After purchasing the company, Lemonis immediately closed the Buena Park location for renovations and reopened the restaurant in August 2017. Besides the Buena Park location, only the Brea location remained open.

The Buena Park location closed on December 30, 2018, leaving Brea as the last remaining location. The Brea location closed on June 8, 2019, leaving no remaining locations. While Lemonis owns 51% of the brand, he had no ownership in the Brea location.

==Menu==
The menu was printed as a tabloid-style newspaper. It featured appetizers, sandwiches, burgers, and dozens of different sundaes, as well as malts, shakes, sodas, and floats. Unusual offerings included a glass of soda water for 2 cents, and the traditional free sundae for customers celebrating a birthday. Some of the sundaes were huge and intended for a group to share. The largest, the "Zoo" sundae, was delivered with great fanfare by a number of employees carrying it wildly around the restaurant on a stretcher, accompanied by the sound of ambulance sirens. The "Zoo", weighing 6 pounds, was made with five different flavors of ice cream, three sherberts, five toppings, bananas, whipped cream, nuts, and cherries. Another sundae was the hot fudge volcano, consisting of 30 scoops of vanilla ice cream, whipped cream, nuts, and cherries, with a large side of hot fudge, and served with flaming sugar cubes doused in lemon extract. The "Pig Trough" or "Trough", a sundae served in a mini pig trough, included ice cream, bananas, whipped cream, cherries, and nuts. It was meant for two, but if one person could eat the entire sundae, employees would come out banging on a drum, announce the accomplishment to the entire restaurant, and present the customer with either a ribbon or a pinback button that said, "I made a pig of myself at Farrell's!"

One of the more amusing highlights of their original menu was a "Low-Calorie Diet" menu sheet you could theoretically turn to if you ate too much ice cream. A bowl of "Bees Knees and Mosquito Knuckles" were among the fantasied foods that were featured in the joke-menu. Underneath the
fake meal plans was written "Anything Worth Eating Has Calories"

==Sacramento location tragedy==

On September 24, 1972, a privately owned Canadair Sabre jet (a variant of the F-86 Sabre) piloted by Richard Bingham failed to take off while leaving the Golden West Sport Aviation Air Show at Sacramento, California's Executive Airport. It went off the end of the runway and crashed into the ice cream parlour; 22 people died and 28 were injured.

==In the news==
In 1983, the Selective Service purchased Farrell's "Birthday Club" data and mailed warnings to young men telling them to register for the draft before their 18th birthday. Use of this data was discovered when a draft letter was mailed to the address of a nonexistent child who had been created by two siblings to obtain an extra Birthday Club membership. Farrell's blamed the situation on an unauthorized sale by a list broker, and the government announced they would stop using the list.

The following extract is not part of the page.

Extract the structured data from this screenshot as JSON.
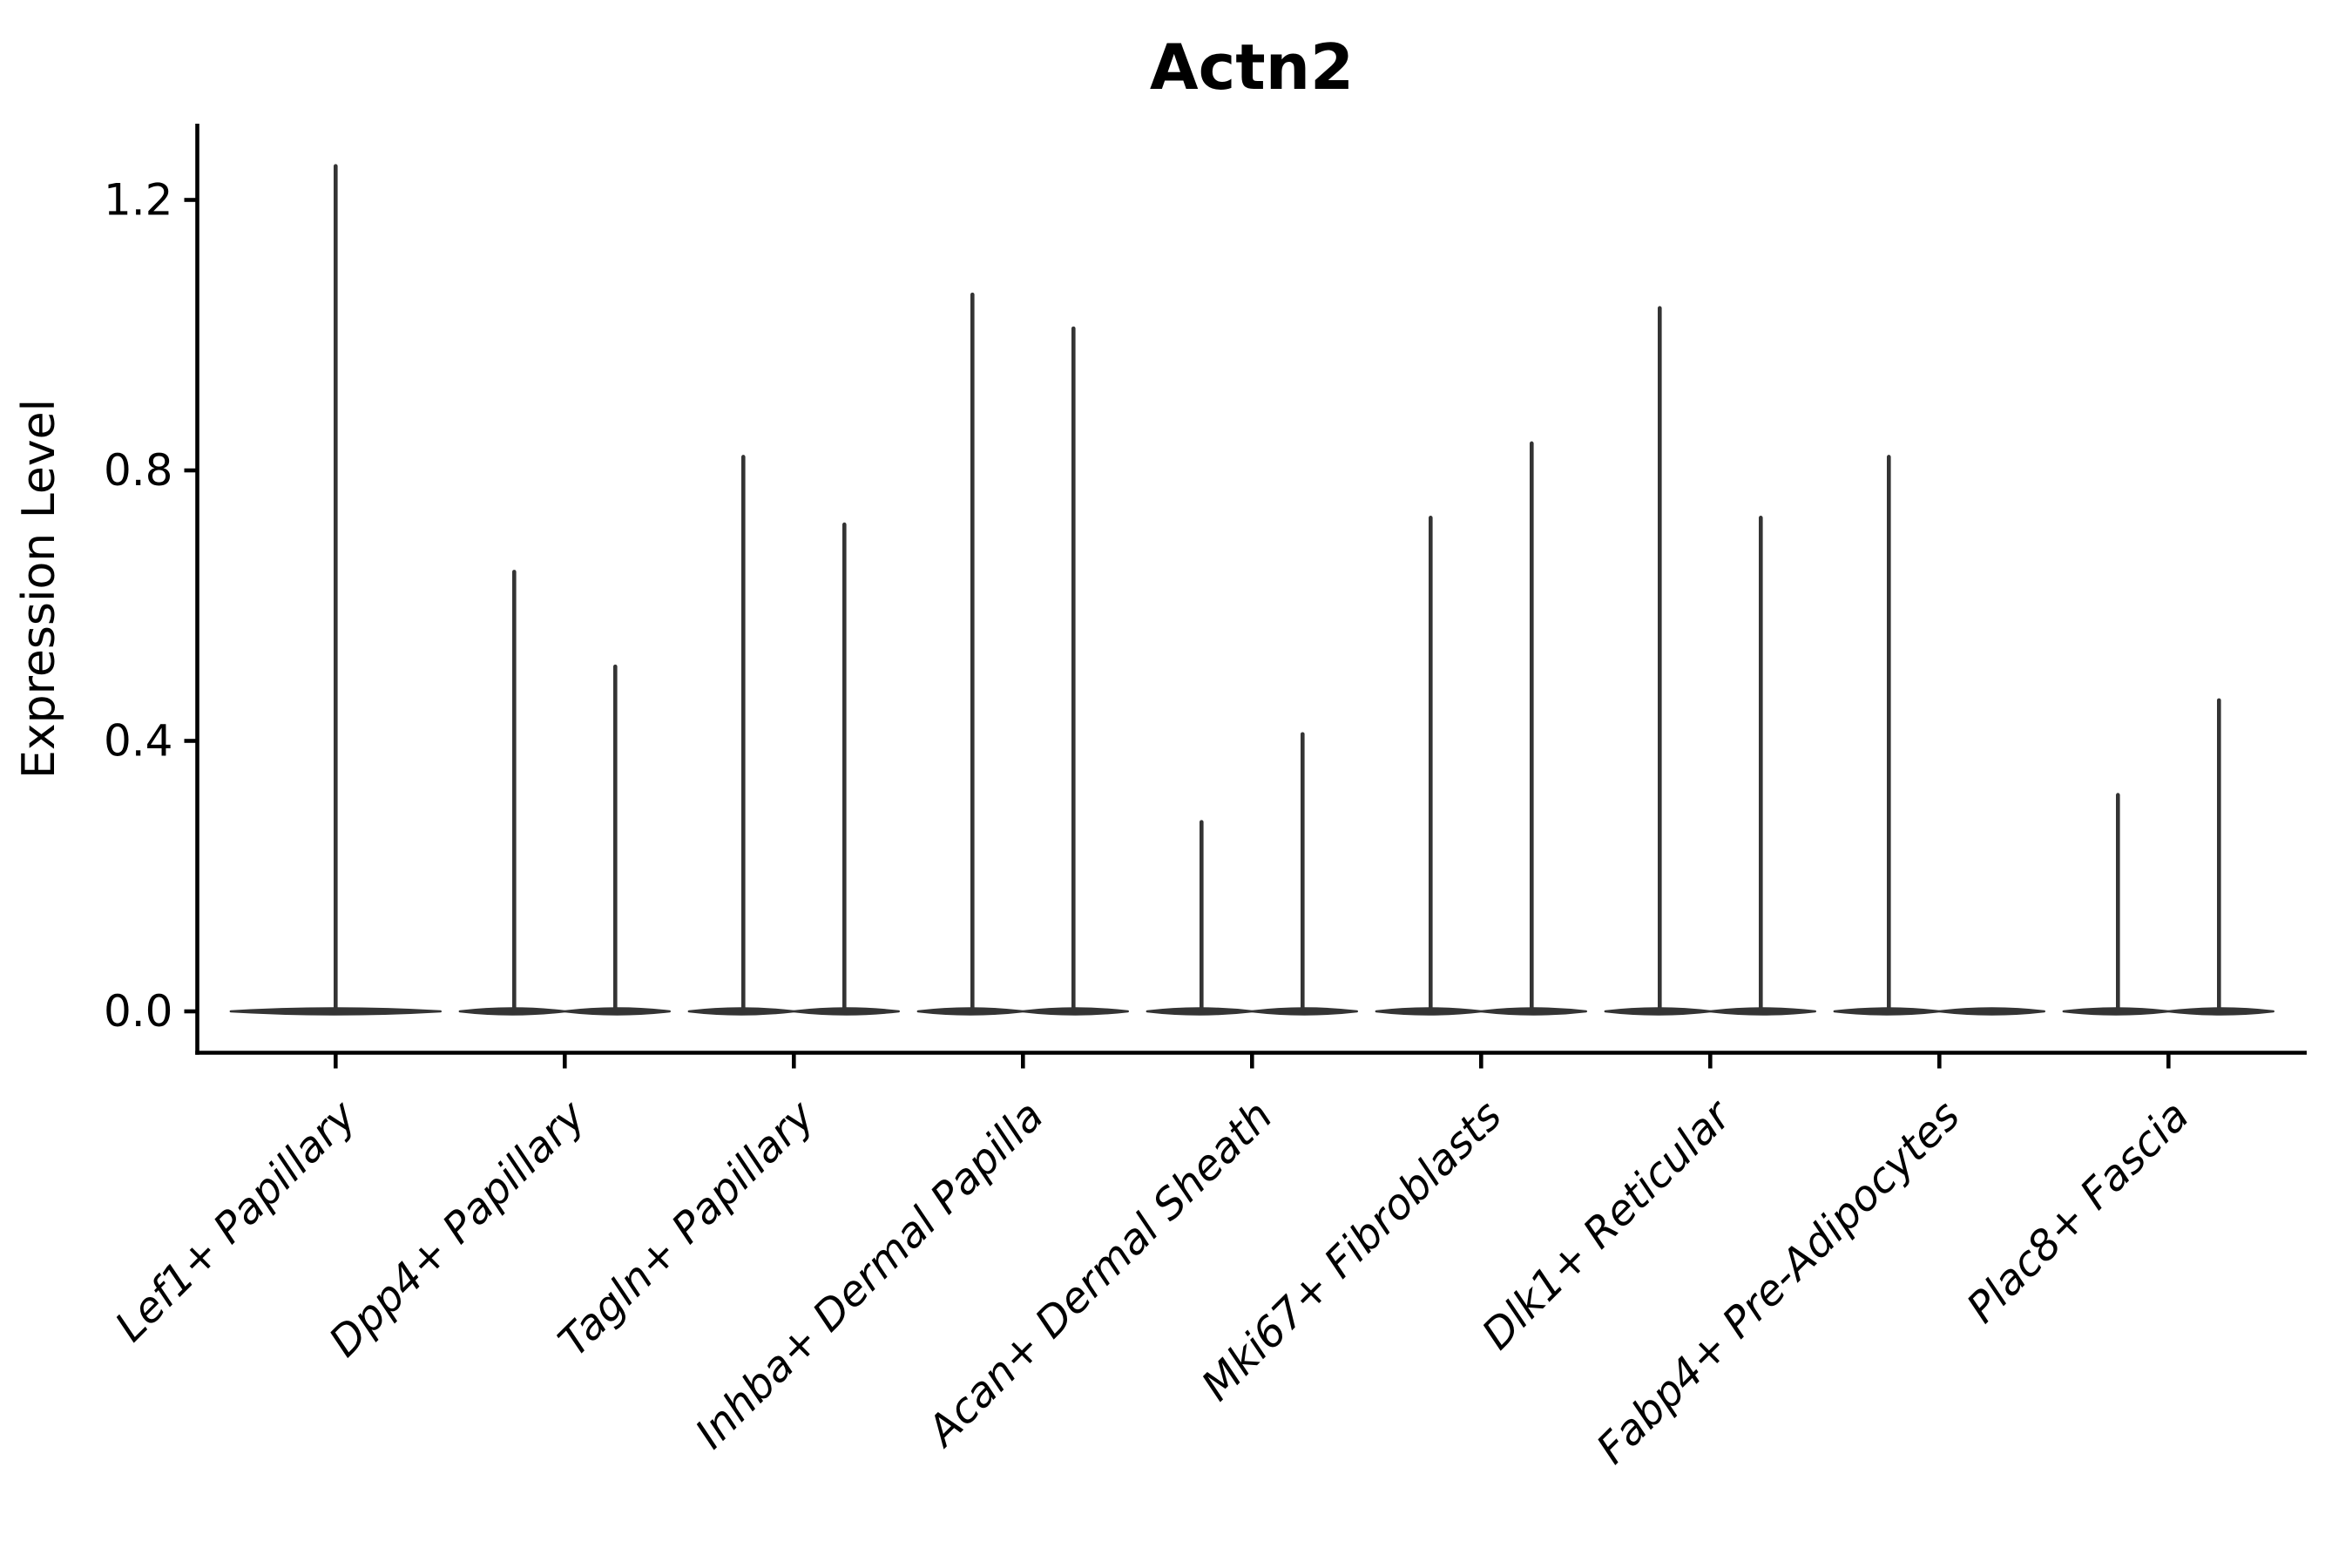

On August 23, 2016, the television show The Profit featured Farrell's Ice Cream Parlours, and frankly discussed the financial health of the company and their locations, as part of a reality television show. An investment was proposed as part of a turn-around for the company and as a result, Marcus Lemonis became the majority shareholder of the Farrell's franchise. He later took over ownership of the Buena Park location, but the restaurant closed in late 2018.